When you have a named value, as in
void f1(int& namedValue){
...
}
or in
void f2(int&& namedValue){
...
}
it evaluates, no matter what, to an lvalue
.
One more step. Suppose you have a template function
template <typename T>
void f(T&& namedValue){
...
}
such function can either be called with an lvalue or with an rvalue; however, no matter what, namedValue evaluates to an lvalue
.
Now suppose you have two overloads of an helper function
void helper(int& i){
...
}
void helper(int&& i){
...
}
calling helper
from inside f
template <typename T>
void f(T&& namedValue){
helper(namedValue);
}
will invariably call the first overload for helper
, since namedValue
is, well, a named value which, naturally, evaluates to an lvalue
.
In order to get the second version called when appropriate (i.e. when f
has been invoked with a rvalue parameter), you write
template <typename T>
void f(T&& namedValue){
helper( std::forward<T>(namedValue) );
}
All of this is expressed much concisely in the documentation by the following
The need for this function stems from the fact that all named values (such as function parameters) always evaluate as lvalues (even those declared as rvalue references), and this poses difficulties in preserving potential move semantics on template functions that forward arguments to other functions.

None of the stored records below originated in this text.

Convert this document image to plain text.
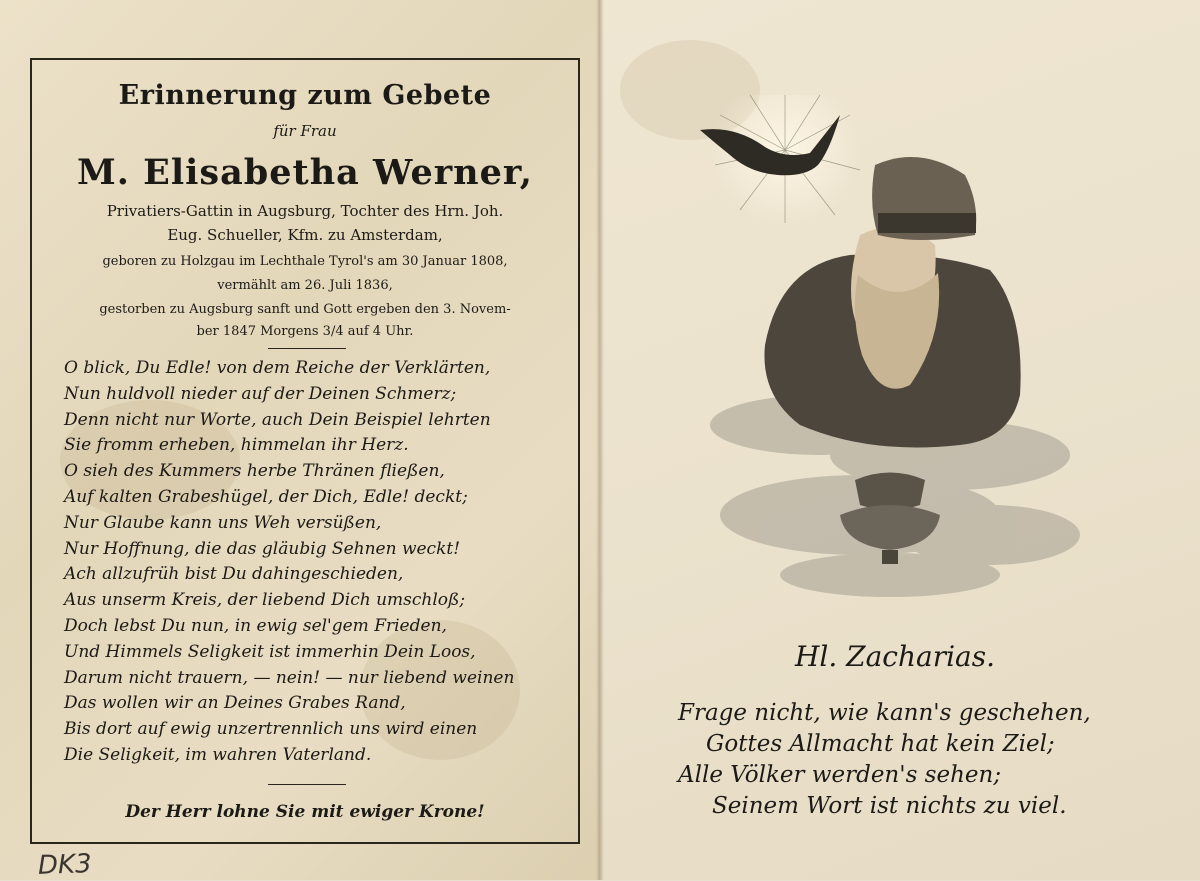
Erinnerung zum Gebete
für Frau
M. Elisabetha Werner,
Privatiers-Gattin in Augsburg, Tochter des Hrn. Joh.
Eug. Schueller, Kfm. zu Amsterdam,
geboren zu Holzgau im Lechthale Tyrol's am 30 Januar 1808,
vermählt am 26. Juli 1836,
gestorben zu Augsburg sanft und Gott ergeben den 3. Novem-
ber 1847 Morgens 3/4 auf 4 Uhr.
O blick, Du Edle! von dem Reiche der Verklärten,
Nun huldvoll nieder auf der Deinen Schmerz;
Denn nicht nur Worte, auch Dein Beispiel lehrten
Sie fromm erheben, himmelan ihr Herz.
O sieh des Kummers herbe Thränen fließen,
Auf kalten Grabeshügel, der Dich, Edle! deckt;
Nur Glaube kann uns Weh versüßen,
Nur Hoffnung, die das gläubig Sehnen weckt!
Ach allzufrüh bist Du dahingeschieden,
Aus unserm Kreis, der liebend Dich umschloß;
Doch lebst Du nun, in ewig sel'gem Frieden,
Und Himmels Seligkeit ist immerhin Dein Loos,
Darum nicht trauern, — nein! — nur liebend weinen
Das wollen wir an Deines Grabes Rand,
Bis dort auf ewig unzertrennlich uns wird einen
Die Seligkeit, im wahren Vaterland.
Der Herr lohne Sie mit ewiger Krone!
DK3
Hl. Zacharias.
Frage nicht, wie kann's geschehen,
Gottes Allmacht hat kein Ziel;
Alle Völker werden's sehen;
Seinem Wort ist nichts zu viel.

Each expression is in exactly one of the following two value categories: lvalue or rvalue.
Normally if you call a function like:
template<typename T>
void f(T t);
template<typename T>
void g(T t)
{
f(t);
}
The value category of the argument to g
is lost between the call to g and f, because named parameters, like local variables, are always lvalues.
By using std::forward
and adjusting the parameter to a "universal reference" that uses reference collapsing you can preserve the value category:
template<typename T>
void f(T&& t);
template<typename T>
void g(T&& t)
{
f(forward<T>(t));
}
That's why it's called "forward", because you are "forwarding" the value category on, rather than losing it.
So in the example if you call g
with an rvalue, then f will be called with an rvalue - rather than an lvalue.